Paula é graduada em pedagogia pela Pontifícia Universidade Católica de São Paulo (PUC-SP), e atualmente é mestra pelo programa de pós-graduação em Educação da Faculdade de Educação da Universidade de São Paulo (FEUSP). Atuou por cerca de 10 anos no Parque Indígena do Xingu, com iniciativas voltadas à educação e ao registro cultural de comunidades indígenas, por meio do Instituto Socioambiental (ISA2). Durante este período, participou do processo de formação de professores, da produção de material didático e da elaboração de Projetos Político Pedagógico de escolas indígenas. É também parceira do projeto Território do Brincar3 na pesquisa de brincadeiras indígenas, e produtora de conteúdo no Curso de Especialização Cultura e História Indígena da Universidade Federal de Juiz de Fora (UFJF). Além disso, trabalhou como educadora no ensino fundamental e, atua como consultora autônoma, desenvolve cursos de formação para professores voltados à cultura da infância e à inclusão da temática indígena no currículo escolar, de acordo com a lei nº. 11.645/2008.

Em um dos seus trabalhos nesse percurso acadêmico, realizou, na FEUSP em 2016, um minicurso sobre a temática indígena na escola e, dentro dessa proposta, ponderou que não é simples adotar uma abordagem adequada ao estudar os povos indígenas, pois ainda são presentes e fortes os estereótipos que circulam pela sociedade, os quais são construções histórico-sociais. Quando os povos indígenas não se apresentam da forma como são concebidos pelo imaginário social, fica a ideia de que são menos índios do que antes. Paula, então, aponta a necessidade de nos aproximar da realidade atual desses povos e considerá-los como nossos contemporâneos.

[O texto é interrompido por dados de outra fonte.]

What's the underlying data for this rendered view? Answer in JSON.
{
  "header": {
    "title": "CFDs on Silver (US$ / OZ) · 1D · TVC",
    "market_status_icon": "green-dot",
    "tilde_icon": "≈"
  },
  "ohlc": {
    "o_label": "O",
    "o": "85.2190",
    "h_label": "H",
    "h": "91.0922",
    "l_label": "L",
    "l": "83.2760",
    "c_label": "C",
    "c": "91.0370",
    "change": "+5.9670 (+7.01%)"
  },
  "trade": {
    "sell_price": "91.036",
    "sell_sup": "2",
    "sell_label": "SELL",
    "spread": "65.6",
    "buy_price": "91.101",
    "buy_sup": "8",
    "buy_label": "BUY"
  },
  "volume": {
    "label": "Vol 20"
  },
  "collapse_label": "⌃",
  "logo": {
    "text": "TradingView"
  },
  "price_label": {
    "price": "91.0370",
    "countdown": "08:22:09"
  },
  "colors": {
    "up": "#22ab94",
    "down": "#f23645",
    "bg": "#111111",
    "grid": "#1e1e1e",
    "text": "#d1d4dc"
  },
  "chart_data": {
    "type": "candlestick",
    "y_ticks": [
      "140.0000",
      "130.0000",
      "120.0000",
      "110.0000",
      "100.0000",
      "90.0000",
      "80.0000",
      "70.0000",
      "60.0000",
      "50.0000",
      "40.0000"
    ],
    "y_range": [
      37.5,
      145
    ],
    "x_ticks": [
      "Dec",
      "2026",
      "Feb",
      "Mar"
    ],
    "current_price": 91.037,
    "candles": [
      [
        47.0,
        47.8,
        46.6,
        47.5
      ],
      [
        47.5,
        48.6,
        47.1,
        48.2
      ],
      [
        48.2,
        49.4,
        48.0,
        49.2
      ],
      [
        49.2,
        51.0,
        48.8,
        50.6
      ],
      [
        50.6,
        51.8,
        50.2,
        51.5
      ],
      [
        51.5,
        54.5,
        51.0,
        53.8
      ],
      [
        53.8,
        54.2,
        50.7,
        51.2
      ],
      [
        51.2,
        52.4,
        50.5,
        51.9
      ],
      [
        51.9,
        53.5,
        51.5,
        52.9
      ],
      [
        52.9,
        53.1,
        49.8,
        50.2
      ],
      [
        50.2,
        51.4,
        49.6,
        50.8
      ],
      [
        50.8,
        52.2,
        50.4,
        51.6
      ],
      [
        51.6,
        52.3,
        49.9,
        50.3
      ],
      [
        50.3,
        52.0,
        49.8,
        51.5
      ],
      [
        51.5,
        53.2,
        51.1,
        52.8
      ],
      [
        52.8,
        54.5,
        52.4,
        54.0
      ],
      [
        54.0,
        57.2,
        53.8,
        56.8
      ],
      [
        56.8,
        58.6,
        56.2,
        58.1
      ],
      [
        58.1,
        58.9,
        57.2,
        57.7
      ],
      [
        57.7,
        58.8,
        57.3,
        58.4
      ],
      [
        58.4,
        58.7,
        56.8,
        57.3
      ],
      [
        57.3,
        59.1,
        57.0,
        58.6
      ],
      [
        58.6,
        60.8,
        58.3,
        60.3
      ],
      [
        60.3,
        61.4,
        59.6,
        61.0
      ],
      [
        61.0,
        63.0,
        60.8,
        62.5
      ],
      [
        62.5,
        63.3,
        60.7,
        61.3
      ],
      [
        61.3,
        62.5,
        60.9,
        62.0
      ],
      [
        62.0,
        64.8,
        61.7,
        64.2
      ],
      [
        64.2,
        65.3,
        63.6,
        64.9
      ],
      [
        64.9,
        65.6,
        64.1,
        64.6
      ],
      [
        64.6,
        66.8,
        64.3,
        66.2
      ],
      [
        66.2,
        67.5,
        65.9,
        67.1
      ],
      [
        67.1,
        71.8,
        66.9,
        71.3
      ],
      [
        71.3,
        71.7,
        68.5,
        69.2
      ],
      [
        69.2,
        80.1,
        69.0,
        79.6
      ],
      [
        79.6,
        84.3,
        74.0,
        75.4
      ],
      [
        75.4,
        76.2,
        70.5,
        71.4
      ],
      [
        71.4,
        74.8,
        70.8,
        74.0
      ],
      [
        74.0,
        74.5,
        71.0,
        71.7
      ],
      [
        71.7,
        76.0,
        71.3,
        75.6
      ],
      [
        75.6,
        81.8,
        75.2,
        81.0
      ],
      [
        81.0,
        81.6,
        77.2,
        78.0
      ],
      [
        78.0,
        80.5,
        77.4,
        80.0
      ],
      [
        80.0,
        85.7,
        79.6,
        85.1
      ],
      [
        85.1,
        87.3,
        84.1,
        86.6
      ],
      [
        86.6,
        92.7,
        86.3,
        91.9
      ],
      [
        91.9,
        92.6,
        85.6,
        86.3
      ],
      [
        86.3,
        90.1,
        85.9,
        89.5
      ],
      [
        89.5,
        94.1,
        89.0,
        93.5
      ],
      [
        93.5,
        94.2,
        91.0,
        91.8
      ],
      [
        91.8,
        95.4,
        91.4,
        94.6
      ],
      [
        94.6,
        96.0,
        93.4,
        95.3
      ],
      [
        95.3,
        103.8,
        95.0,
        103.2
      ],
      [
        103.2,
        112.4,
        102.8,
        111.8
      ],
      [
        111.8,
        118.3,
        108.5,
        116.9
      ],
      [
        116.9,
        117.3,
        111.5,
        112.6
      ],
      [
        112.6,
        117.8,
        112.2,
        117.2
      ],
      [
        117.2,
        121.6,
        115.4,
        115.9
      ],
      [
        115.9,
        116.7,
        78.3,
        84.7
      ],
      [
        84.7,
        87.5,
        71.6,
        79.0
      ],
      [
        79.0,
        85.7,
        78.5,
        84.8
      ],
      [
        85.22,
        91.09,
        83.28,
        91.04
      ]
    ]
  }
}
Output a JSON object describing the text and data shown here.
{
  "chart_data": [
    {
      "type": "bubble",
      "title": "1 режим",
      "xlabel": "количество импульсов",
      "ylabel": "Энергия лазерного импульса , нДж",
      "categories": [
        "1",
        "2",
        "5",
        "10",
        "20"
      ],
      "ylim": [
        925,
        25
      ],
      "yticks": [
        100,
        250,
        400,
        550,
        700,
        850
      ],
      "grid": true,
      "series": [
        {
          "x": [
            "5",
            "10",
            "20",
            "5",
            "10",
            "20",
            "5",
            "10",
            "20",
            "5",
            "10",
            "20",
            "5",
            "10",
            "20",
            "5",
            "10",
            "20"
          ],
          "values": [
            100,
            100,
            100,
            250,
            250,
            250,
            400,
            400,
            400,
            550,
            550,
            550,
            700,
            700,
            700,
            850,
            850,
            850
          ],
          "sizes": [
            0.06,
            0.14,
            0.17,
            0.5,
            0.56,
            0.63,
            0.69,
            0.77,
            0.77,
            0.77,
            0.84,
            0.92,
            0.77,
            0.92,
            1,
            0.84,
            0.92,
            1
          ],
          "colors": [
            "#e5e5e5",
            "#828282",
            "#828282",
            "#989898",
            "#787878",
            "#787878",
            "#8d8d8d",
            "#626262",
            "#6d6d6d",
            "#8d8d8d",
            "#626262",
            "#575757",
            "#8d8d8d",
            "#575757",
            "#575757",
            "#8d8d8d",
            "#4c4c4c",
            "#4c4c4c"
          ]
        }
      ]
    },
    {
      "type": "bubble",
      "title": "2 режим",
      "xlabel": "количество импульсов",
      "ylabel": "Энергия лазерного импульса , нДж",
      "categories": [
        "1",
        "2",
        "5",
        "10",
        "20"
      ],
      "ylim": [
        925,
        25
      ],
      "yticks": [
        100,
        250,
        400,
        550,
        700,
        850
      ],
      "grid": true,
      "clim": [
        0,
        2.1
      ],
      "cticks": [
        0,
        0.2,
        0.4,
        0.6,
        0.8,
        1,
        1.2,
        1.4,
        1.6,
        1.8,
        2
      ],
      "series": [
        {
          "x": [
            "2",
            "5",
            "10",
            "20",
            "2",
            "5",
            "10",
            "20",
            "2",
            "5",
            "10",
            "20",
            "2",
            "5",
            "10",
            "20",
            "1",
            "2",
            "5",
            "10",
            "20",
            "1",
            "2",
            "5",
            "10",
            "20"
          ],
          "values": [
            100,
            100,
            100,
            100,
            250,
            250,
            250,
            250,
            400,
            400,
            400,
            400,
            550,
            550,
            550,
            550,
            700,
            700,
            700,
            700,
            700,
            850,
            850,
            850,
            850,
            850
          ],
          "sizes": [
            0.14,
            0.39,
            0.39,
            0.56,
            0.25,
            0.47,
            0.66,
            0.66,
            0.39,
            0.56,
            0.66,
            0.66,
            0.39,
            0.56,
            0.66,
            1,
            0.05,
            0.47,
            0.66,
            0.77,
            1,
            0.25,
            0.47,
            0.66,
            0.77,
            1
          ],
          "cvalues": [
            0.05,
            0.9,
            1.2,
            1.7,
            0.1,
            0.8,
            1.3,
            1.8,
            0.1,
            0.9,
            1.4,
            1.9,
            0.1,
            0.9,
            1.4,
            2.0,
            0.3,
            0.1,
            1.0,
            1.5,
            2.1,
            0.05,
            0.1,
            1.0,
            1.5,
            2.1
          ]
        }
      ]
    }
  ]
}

Foi um pouco isso que ocorreu durante o I CEI, muitas questões surgiram sobre a infância indígena e muitas foram respondidas, porém outras tantas ficaram sem respostas. Tentamos, nesta entrevista, trazer mais um pouco desse universo tão desconhecido para maioria de nós das cidades, mas um mundo tão encantador por sua diversidade, riqueza e simplicidade, e que não é nada simplista. Desde já, agradecemos à Paula pela disponibilidade e generosidade em nos conceder esta entrevista.

Gostaríamos que você nos contasse sobre sua trajetória acadêmica, especialmente seus estudos e práticas com as comunidades indígenas. Por que essa escolha de pesquisa e trabalho?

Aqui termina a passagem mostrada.